Supported training engines: the shard export requires Shard(0) DTensor parameters, which both FSDP versions provide:

  • FSDP2 (fully_shard, actor.strategy=fsdp2): native DTensor params; the export never stages the whole shard on the GPU (state_dict() is reference-only, shards move lazily per parameter).

  • FSDP1 (actor.strategy=fsdp, the default): verl configures SHARDED_STATE_DICT, whose export also emits per-rank Shard(0) DTensors. FSDP1’s state-dict export runs through the unshard machinery, so the whole-shard GPU staging round trip is kept for it (it is skipped for FSDP2).

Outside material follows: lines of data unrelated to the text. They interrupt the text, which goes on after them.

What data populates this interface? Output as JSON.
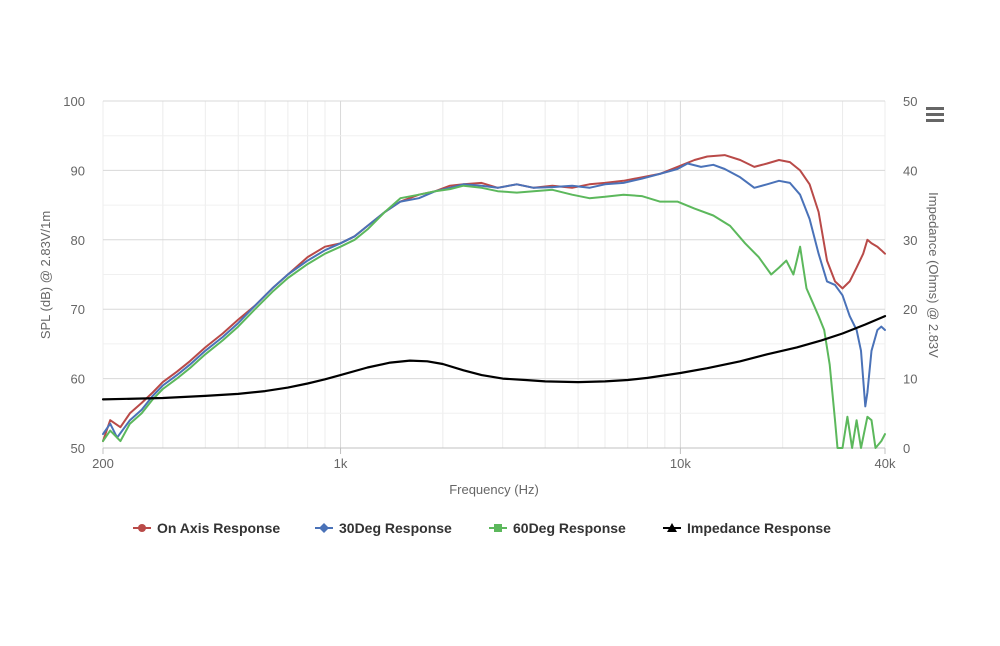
{
  "chart_data": {
    "type": "line",
    "xlabel": "Frequency (Hz)",
    "ylabel_left": "SPL (dB) @ 2.83V/1m",
    "ylabel_right": "Impedance (Ohms) @ 2.83V",
    "x_scale": "log",
    "xlim": [
      200,
      40000
    ],
    "ylim_left": [
      50,
      100
    ],
    "ylim_right": [
      0,
      50
    ],
    "x_ticks": [
      {
        "value": 200,
        "label": "200"
      },
      {
        "value": 1000,
        "label": "1k"
      },
      {
        "value": 10000,
        "label": "10k"
      },
      {
        "value": 40000,
        "label": "40k"
      }
    ],
    "y_ticks_left": [
      "50",
      "60",
      "70",
      "80",
      "90",
      "100"
    ],
    "y_ticks_right": [
      "0",
      "10",
      "20",
      "30",
      "40",
      "50"
    ],
    "grid": true,
    "legend_position": "bottom",
    "series": [
      {
        "name": "On Axis Response",
        "axis": "left",
        "color": "#b94a48",
        "marker": "circle",
        "points": [
          [
            200,
            51
          ],
          [
            210,
            54
          ],
          [
            225,
            53
          ],
          [
            240,
            55
          ],
          [
            260,
            56.5
          ],
          [
            280,
            58
          ],
          [
            300,
            59.5
          ],
          [
            330,
            61
          ],
          [
            360,
            62.5
          ],
          [
            400,
            64.5
          ],
          [
            450,
            66.5
          ],
          [
            500,
            68.5
          ],
          [
            560,
            70.5
          ],
          [
            630,
            73
          ],
          [
            700,
            75
          ],
          [
            800,
            77.5
          ],
          [
            900,
            79
          ],
          [
            1000,
            79.5
          ],
          [
            1100,
            80.5
          ],
          [
            1200,
            82
          ],
          [
            1350,
            84
          ],
          [
            1500,
            85.5
          ],
          [
            1700,
            86.5
          ],
          [
            1900,
            87
          ],
          [
            2100,
            87.8
          ],
          [
            2300,
            88
          ],
          [
            2600,
            88.2
          ],
          [
            2900,
            87.5
          ],
          [
            3300,
            88
          ],
          [
            3700,
            87.5
          ],
          [
            4200,
            87.8
          ],
          [
            4800,
            87.5
          ],
          [
            5400,
            88
          ],
          [
            6000,
            88.2
          ],
          [
            6800,
            88.5
          ],
          [
            7700,
            89
          ],
          [
            8700,
            89.5
          ],
          [
            9800,
            90.5
          ],
          [
            11000,
            91.5
          ],
          [
            12000,
            92
          ],
          [
            13500,
            92.2
          ],
          [
            15000,
            91.5
          ],
          [
            16500,
            90.5
          ],
          [
            18000,
            91
          ],
          [
            19500,
            91.5
          ],
          [
            21000,
            91.2
          ],
          [
            22500,
            90
          ],
          [
            24000,
            88
          ],
          [
            25500,
            84
          ],
          [
            27000,
            77
          ],
          [
            28500,
            74
          ],
          [
            30000,
            73
          ],
          [
            31500,
            74
          ],
          [
            33000,
            76
          ],
          [
            34500,
            78
          ],
          [
            35500,
            80
          ],
          [
            36500,
            79.5
          ],
          [
            38000,
            79
          ],
          [
            39000,
            78.5
          ],
          [
            40000,
            78
          ]
        ]
      },
      {
        "name": "30Deg Response",
        "axis": "left",
        "color": "#4a72b8",
        "marker": "diamond",
        "points": [
          [
            200,
            52
          ],
          [
            210,
            53.5
          ],
          [
            220,
            51.5
          ],
          [
            240,
            54
          ],
          [
            260,
            55.5
          ],
          [
            280,
            57.5
          ],
          [
            300,
            59
          ],
          [
            330,
            60.5
          ],
          [
            360,
            62
          ],
          [
            400,
            64
          ],
          [
            450,
            66
          ],
          [
            500,
            68
          ],
          [
            560,
            70.5
          ],
          [
            630,
            73
          ],
          [
            700,
            75
          ],
          [
            800,
            77
          ],
          [
            900,
            78.5
          ],
          [
            1000,
            79.5
          ],
          [
            1100,
            80.5
          ],
          [
            1200,
            82
          ],
          [
            1350,
            84
          ],
          [
            1500,
            85.5
          ],
          [
            1700,
            86
          ],
          [
            1900,
            87
          ],
          [
            2100,
            87.5
          ],
          [
            2300,
            88
          ],
          [
            2600,
            87.8
          ],
          [
            2900,
            87.5
          ],
          [
            3300,
            88
          ],
          [
            3700,
            87.5
          ],
          [
            4200,
            87.6
          ],
          [
            4800,
            87.8
          ],
          [
            5400,
            87.5
          ],
          [
            6000,
            88
          ],
          [
            6800,
            88.2
          ],
          [
            7700,
            88.8
          ],
          [
            8700,
            89.5
          ],
          [
            9800,
            90.2
          ],
          [
            10500,
            91
          ],
          [
            11500,
            90.5
          ],
          [
            12500,
            90.8
          ],
          [
            13500,
            90.2
          ],
          [
            15000,
            89
          ],
          [
            16500,
            87.5
          ],
          [
            18000,
            88
          ],
          [
            19500,
            88.5
          ],
          [
            21000,
            88.2
          ],
          [
            22500,
            86.5
          ],
          [
            24000,
            83
          ],
          [
            25500,
            78
          ],
          [
            27000,
            74
          ],
          [
            28500,
            73.5
          ],
          [
            30000,
            72
          ],
          [
            31500,
            69
          ],
          [
            33000,
            67
          ],
          [
            34000,
            64
          ],
          [
            35000,
            56
          ],
          [
            35500,
            58
          ],
          [
            36500,
            64
          ],
          [
            38000,
            67
          ],
          [
            39000,
            67.5
          ],
          [
            40000,
            67
          ]
        ]
      },
      {
        "name": "60Deg Response",
        "axis": "left",
        "color": "#5cb85c",
        "marker": "square",
        "points": [
          [
            200,
            51
          ],
          [
            210,
            52.5
          ],
          [
            225,
            51
          ],
          [
            240,
            53.5
          ],
          [
            260,
            55
          ],
          [
            280,
            57
          ],
          [
            300,
            58.5
          ],
          [
            330,
            60
          ],
          [
            360,
            61.5
          ],
          [
            400,
            63.5
          ],
          [
            450,
            65.5
          ],
          [
            500,
            67.5
          ],
          [
            560,
            70
          ],
          [
            630,
            72.5
          ],
          [
            700,
            74.5
          ],
          [
            800,
            76.5
          ],
          [
            900,
            78
          ],
          [
            1000,
            79
          ],
          [
            1100,
            80
          ],
          [
            1200,
            81.5
          ],
          [
            1350,
            84
          ],
          [
            1500,
            86
          ],
          [
            1700,
            86.5
          ],
          [
            1900,
            87
          ],
          [
            2100,
            87.3
          ],
          [
            2300,
            87.8
          ],
          [
            2600,
            87.5
          ],
          [
            2900,
            87
          ],
          [
            3300,
            86.8
          ],
          [
            3700,
            87
          ],
          [
            4200,
            87.2
          ],
          [
            4800,
            86.5
          ],
          [
            5400,
            86
          ],
          [
            6000,
            86.2
          ],
          [
            6800,
            86.5
          ],
          [
            7700,
            86.3
          ],
          [
            8700,
            85.5
          ],
          [
            9800,
            85.5
          ],
          [
            11000,
            84.5
          ],
          [
            12500,
            83.5
          ],
          [
            14000,
            82
          ],
          [
            15500,
            79.5
          ],
          [
            17000,
            77.5
          ],
          [
            18500,
            75
          ],
          [
            19500,
            76
          ],
          [
            20500,
            77
          ],
          [
            21500,
            75
          ],
          [
            22000,
            77
          ],
          [
            22500,
            79
          ],
          [
            23000,
            76
          ],
          [
            23500,
            73
          ],
          [
            24500,
            71
          ],
          [
            25500,
            69
          ],
          [
            26500,
            67
          ],
          [
            27500,
            62
          ],
          [
            28500,
            54
          ],
          [
            29000,
            50
          ],
          [
            30000,
            50
          ],
          [
            31000,
            54.5
          ],
          [
            32000,
            50
          ],
          [
            33000,
            54
          ],
          [
            34000,
            50
          ],
          [
            35500,
            54.5
          ],
          [
            36500,
            54
          ],
          [
            37500,
            50
          ],
          [
            39000,
            51
          ],
          [
            40000,
            52
          ]
        ]
      },
      {
        "name": "Impedance Response",
        "axis": "right",
        "color": "#000000",
        "marker": "triangle",
        "points": [
          [
            200,
            7
          ],
          [
            300,
            7.2
          ],
          [
            400,
            7.5
          ],
          [
            500,
            7.8
          ],
          [
            600,
            8.2
          ],
          [
            700,
            8.7
          ],
          [
            800,
            9.3
          ],
          [
            900,
            9.9
          ],
          [
            1000,
            10.5
          ],
          [
            1200,
            11.6
          ],
          [
            1400,
            12.3
          ],
          [
            1600,
            12.6
          ],
          [
            1800,
            12.5
          ],
          [
            2000,
            12.1
          ],
          [
            2300,
            11.2
          ],
          [
            2600,
            10.5
          ],
          [
            3000,
            10
          ],
          [
            3500,
            9.8
          ],
          [
            4000,
            9.6
          ],
          [
            5000,
            9.5
          ],
          [
            6000,
            9.6
          ],
          [
            7000,
            9.8
          ],
          [
            8000,
            10.1
          ],
          [
            10000,
            10.8
          ],
          [
            12000,
            11.5
          ],
          [
            15000,
            12.5
          ],
          [
            18000,
            13.5
          ],
          [
            22000,
            14.5
          ],
          [
            26000,
            15.5
          ],
          [
            30000,
            16.5
          ],
          [
            35000,
            17.8
          ],
          [
            40000,
            19
          ]
        ]
      }
    ]
  }
}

Single-GPU FSDP1 uses FULL_STATE_DICT (plain tensors) and degrades to the replicated/rank-0 path — still correct, just not shard-parallel.

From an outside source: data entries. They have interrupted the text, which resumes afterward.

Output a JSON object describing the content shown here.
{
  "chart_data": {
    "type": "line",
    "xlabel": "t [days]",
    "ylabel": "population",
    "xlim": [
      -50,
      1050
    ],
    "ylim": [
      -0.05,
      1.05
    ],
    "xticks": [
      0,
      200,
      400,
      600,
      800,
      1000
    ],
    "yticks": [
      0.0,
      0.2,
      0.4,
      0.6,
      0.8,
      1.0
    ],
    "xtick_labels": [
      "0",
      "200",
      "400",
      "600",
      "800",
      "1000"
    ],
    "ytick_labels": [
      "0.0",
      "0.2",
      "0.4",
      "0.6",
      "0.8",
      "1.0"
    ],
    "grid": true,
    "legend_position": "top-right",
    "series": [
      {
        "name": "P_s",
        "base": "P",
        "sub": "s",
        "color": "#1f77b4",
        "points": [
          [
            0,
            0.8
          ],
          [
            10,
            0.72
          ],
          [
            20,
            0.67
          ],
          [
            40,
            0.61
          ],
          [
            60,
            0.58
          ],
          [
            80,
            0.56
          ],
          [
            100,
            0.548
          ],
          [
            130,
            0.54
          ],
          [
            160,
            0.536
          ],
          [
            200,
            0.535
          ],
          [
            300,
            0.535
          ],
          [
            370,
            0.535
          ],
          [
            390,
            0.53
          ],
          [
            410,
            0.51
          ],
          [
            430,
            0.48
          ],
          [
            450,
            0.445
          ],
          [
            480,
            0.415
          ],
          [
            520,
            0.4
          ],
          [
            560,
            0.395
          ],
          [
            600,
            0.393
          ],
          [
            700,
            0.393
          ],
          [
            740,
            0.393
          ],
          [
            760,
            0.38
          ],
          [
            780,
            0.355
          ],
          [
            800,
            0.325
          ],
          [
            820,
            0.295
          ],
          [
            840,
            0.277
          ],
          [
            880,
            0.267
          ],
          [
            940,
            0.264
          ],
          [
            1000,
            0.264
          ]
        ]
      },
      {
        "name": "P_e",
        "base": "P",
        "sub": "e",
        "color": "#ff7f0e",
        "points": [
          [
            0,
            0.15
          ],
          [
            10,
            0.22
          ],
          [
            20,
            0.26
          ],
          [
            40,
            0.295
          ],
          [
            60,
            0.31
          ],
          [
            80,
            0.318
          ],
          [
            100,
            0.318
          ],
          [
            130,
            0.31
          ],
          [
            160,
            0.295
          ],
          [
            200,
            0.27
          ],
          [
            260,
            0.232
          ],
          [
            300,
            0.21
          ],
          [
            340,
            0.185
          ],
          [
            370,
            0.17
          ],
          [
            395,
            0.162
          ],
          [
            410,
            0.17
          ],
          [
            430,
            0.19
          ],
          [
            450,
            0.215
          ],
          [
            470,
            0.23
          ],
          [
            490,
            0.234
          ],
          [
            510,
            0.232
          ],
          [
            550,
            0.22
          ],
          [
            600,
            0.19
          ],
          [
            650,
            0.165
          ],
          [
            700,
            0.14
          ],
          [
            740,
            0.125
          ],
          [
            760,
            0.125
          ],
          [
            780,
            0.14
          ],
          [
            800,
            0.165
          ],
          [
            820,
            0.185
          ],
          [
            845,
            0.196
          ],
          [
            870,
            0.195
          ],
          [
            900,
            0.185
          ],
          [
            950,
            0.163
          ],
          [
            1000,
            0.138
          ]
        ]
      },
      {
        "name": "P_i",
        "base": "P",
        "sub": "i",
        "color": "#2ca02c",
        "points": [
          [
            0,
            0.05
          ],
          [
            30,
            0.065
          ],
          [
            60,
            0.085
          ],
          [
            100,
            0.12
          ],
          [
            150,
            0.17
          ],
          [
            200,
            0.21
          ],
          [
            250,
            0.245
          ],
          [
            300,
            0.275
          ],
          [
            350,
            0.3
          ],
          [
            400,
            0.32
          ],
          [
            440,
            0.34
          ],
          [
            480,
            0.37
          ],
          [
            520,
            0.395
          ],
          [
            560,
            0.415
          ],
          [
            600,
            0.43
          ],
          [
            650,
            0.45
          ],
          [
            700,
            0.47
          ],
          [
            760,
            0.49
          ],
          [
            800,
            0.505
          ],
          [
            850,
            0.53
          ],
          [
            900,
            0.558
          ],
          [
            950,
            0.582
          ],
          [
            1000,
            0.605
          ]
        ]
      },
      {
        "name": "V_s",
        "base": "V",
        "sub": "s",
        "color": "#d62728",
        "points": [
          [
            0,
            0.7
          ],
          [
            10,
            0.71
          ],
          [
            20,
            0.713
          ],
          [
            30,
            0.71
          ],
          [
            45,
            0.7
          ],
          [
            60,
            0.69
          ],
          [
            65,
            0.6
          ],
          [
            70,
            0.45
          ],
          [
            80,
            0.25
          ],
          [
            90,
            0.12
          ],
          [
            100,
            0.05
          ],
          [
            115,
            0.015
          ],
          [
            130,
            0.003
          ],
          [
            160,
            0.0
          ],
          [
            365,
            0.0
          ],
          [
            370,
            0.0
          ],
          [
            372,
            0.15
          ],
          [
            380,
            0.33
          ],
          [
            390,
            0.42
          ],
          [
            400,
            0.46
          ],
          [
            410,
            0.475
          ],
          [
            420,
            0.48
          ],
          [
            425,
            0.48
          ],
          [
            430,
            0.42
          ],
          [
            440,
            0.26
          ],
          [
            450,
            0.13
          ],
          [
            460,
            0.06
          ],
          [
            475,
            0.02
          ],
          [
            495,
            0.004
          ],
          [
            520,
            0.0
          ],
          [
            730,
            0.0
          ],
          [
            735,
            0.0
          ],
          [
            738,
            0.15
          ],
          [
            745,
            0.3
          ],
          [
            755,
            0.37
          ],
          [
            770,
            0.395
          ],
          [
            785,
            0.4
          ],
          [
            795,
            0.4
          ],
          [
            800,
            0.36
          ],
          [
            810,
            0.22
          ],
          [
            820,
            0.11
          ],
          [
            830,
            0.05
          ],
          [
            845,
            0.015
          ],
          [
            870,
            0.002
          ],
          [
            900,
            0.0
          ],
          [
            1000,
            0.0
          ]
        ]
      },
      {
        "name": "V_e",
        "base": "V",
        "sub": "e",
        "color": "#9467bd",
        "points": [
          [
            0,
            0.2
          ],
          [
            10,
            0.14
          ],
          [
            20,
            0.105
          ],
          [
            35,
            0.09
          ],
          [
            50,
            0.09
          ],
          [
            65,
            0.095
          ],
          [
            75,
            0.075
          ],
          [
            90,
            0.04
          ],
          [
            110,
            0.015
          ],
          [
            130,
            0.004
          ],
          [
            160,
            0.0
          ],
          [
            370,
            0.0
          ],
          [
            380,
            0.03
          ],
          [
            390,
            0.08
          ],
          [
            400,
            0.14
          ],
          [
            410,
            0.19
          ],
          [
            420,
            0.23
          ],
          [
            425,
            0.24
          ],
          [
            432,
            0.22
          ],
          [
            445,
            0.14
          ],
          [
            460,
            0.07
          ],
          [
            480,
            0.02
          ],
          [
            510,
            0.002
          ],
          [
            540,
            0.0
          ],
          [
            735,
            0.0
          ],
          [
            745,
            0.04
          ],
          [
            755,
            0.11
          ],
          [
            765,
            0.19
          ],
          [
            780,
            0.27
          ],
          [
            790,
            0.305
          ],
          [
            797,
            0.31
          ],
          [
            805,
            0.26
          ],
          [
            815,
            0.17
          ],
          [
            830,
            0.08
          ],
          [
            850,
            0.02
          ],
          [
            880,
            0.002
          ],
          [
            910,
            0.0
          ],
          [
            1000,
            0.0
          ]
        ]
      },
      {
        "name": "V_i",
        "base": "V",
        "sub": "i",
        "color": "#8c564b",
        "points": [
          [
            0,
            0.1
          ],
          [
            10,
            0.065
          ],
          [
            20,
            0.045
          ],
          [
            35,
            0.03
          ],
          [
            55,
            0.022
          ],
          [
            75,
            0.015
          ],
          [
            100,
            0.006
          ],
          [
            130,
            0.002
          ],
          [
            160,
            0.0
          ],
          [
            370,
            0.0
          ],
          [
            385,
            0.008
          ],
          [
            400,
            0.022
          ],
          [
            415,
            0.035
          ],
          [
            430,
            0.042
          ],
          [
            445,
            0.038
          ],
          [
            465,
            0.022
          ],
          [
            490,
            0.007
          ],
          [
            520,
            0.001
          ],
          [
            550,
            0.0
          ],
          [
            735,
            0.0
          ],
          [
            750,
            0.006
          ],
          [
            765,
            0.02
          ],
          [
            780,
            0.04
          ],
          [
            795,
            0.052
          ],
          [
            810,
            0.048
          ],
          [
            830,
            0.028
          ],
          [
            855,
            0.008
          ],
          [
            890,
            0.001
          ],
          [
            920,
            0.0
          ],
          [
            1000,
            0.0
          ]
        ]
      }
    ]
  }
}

Other shard dimensions than Shard(0) are not supported and raise.

Config note: the training engine reads the top-level actor_rollout_ref.actor.strategy; setting only actor.fsdp_config.strategy does not select FSDP2.

Measured results

All numbers: H100 nodes, GSM8K GRPO, verl V1 separate_async (disaggregated trainer/rollout), FSDP2 + param/optimizer offload, SGLang rollout, per-step steady-state weight sync.

model (placement)

delta_sharded

nccl (full broadcast)

speedup

saved / step

Qwen2.5-7B (1+1 nodes, sustained over 200 steps)

3.8 s

9.1 s

2.4x

5.2 s

Qwen2.5-32B (2+2 nodes)

12.5 s

23.2 s

1.9x

10.7 s

Qwen2.5-72B (4+4 nodes, TP8)

12.0 s

36.9 s

3.1x

24.9 s

The delta sync time stays essentially flat from 32B to 72B – the sharded sparse gather amortizes over the larger trainer world – while the full broadcast grows linearly with parameter bytes, so the advantage widens with scale. The per-step changed ratio is stable at ~1-3% of parameter bytes across sizes and stays there over long runs.

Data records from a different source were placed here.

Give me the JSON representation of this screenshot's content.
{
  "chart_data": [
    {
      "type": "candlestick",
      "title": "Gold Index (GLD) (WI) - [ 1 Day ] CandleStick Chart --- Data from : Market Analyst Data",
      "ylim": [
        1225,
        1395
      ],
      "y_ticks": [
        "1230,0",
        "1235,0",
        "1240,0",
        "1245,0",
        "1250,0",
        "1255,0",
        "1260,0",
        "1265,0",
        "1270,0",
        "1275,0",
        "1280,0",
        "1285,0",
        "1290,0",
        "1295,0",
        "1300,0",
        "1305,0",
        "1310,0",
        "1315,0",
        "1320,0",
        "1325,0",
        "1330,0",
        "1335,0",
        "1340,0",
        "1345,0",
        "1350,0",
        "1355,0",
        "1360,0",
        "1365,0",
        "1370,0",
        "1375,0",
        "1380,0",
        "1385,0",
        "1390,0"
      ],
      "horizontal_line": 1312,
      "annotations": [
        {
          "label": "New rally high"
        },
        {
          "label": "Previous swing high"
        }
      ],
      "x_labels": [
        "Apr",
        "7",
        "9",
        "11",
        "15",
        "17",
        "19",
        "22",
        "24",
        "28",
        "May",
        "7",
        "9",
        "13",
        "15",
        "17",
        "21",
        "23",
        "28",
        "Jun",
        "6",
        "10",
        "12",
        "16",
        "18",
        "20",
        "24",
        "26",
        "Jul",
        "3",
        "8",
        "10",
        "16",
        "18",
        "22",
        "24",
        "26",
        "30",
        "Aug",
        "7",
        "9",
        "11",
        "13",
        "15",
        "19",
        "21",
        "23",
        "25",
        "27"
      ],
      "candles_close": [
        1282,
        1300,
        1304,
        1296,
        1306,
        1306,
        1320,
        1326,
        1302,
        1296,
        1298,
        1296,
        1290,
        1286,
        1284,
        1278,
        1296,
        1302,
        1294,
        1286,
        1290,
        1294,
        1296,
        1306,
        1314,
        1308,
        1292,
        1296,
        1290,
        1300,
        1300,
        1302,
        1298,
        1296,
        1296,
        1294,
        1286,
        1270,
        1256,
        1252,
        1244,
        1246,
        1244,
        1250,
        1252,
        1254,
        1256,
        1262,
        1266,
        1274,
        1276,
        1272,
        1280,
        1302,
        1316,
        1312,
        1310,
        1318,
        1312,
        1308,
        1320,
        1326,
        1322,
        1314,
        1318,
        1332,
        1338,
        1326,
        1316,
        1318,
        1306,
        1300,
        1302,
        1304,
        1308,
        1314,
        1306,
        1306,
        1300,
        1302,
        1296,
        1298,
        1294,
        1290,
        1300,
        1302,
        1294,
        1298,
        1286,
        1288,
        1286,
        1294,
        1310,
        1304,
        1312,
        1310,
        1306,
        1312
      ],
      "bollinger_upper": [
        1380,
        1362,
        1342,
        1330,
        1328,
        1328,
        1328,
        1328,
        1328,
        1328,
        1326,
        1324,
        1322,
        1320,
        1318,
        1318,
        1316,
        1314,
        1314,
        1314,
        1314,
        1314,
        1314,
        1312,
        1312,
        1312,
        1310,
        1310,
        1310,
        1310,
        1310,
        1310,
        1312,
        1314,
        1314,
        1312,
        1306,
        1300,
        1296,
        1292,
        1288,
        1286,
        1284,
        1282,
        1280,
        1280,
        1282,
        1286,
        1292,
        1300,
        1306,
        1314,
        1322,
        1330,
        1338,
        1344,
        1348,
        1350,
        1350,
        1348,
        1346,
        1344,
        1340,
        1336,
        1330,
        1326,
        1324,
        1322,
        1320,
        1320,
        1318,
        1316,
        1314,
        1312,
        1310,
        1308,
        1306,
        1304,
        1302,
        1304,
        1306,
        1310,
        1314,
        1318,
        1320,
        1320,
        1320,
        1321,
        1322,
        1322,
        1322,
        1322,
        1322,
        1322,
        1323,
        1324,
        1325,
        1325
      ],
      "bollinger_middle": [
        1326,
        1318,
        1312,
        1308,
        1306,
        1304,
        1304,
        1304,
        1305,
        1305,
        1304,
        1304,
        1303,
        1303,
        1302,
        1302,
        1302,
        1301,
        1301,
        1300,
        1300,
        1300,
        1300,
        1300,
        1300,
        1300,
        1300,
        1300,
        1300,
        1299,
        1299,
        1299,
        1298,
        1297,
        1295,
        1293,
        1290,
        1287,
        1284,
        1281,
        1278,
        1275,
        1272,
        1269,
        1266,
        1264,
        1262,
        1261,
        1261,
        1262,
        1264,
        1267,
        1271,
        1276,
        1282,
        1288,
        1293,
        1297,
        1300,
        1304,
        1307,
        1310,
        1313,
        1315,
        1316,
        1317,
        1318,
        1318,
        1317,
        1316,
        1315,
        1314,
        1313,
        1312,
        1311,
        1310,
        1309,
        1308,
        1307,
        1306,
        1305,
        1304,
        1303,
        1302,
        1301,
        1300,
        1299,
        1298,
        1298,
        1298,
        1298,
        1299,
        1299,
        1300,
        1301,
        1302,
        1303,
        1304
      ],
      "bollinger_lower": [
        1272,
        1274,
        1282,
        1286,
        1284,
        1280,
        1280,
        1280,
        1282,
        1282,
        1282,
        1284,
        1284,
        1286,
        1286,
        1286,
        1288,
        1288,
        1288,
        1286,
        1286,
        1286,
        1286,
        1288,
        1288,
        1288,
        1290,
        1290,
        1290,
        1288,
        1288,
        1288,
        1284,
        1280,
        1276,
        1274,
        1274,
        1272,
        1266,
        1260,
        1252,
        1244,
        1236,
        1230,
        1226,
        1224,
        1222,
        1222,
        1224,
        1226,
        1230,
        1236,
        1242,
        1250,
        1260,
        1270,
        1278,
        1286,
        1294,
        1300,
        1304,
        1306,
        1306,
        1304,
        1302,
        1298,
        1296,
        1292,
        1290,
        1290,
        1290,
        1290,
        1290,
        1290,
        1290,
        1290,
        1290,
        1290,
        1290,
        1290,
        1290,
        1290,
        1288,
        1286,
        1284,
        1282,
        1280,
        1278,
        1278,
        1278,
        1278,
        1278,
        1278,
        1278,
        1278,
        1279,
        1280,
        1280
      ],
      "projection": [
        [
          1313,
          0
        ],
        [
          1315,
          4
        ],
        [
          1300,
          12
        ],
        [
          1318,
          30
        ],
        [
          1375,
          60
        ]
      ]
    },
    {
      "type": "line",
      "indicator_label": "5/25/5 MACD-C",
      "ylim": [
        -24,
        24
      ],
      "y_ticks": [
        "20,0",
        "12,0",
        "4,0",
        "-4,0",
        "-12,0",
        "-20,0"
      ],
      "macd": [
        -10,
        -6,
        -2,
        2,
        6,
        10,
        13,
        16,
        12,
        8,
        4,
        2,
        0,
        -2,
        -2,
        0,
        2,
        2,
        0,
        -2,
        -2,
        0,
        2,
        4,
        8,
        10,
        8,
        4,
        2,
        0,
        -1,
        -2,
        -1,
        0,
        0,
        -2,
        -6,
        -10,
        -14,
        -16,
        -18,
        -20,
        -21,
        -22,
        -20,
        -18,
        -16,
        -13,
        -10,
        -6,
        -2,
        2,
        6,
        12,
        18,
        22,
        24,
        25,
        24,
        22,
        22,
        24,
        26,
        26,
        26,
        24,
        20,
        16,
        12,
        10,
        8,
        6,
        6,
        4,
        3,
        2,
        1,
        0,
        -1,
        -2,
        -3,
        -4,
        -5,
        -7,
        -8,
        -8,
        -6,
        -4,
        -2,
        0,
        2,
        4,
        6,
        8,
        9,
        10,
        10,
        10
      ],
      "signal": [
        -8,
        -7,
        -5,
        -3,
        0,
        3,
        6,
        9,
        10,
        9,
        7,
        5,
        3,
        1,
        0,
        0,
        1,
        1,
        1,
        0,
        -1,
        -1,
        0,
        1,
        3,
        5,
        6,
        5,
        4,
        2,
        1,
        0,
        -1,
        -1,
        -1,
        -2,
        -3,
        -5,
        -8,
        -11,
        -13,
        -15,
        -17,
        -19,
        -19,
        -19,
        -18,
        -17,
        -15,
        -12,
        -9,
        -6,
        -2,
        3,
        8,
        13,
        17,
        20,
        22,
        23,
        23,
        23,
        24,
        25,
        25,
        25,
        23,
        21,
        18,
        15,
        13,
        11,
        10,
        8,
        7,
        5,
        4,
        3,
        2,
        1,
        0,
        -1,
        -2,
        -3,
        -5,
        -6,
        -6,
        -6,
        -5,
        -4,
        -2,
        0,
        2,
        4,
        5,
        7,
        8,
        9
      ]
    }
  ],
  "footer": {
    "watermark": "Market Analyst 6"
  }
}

Correctness evidence (details in the PR):

  • 200-step GRPO equivalence at 7B (delta vs nccl, 400 syncs): reward trajectories track phase-for-phase, final rewards within sampling noise, zero receiver checksum failures.

  • Bit-exact round-trip: perturb -> apply as delta -> revert -> apply as delta reproduces greedy generations byte-identically on every prompt.

Usage

A runnable example is verl/experimental/one_step_off_policy/shell/grpo_0.6b_gsm8k_fsdp2_sglang_delta_sharded_2_6.sh — the SGLang 2+6 disaggregated GRPO recipe with backend=delta_sharded.

Current scope: disaggregated (hybrid_engine=False) + SGLang rollout in BF16, FSDP1/FSDP2 training engines. Selecting a delta backend with any other rollout engine raises NotImplementedError at worker startup; a per-backend apply interface (vllm/trt-llm plugins) is planned.

Roadmap

Planned extensions, in design order:

  • Megatron-core trainers: the same delta_sharded backend via a Megatron get_per_tensor_param_shard export whose spec carries the native mcore→HF conversion as a pure-permutation to_hf closure (implemented and validated in a stacked follow-up PR).

  • Quantized rollout (fp8 etc.): diff the quantized bytes (quantize-then-diff) so a low-precision rollout engine can consume deltas without a bf16 intermediate.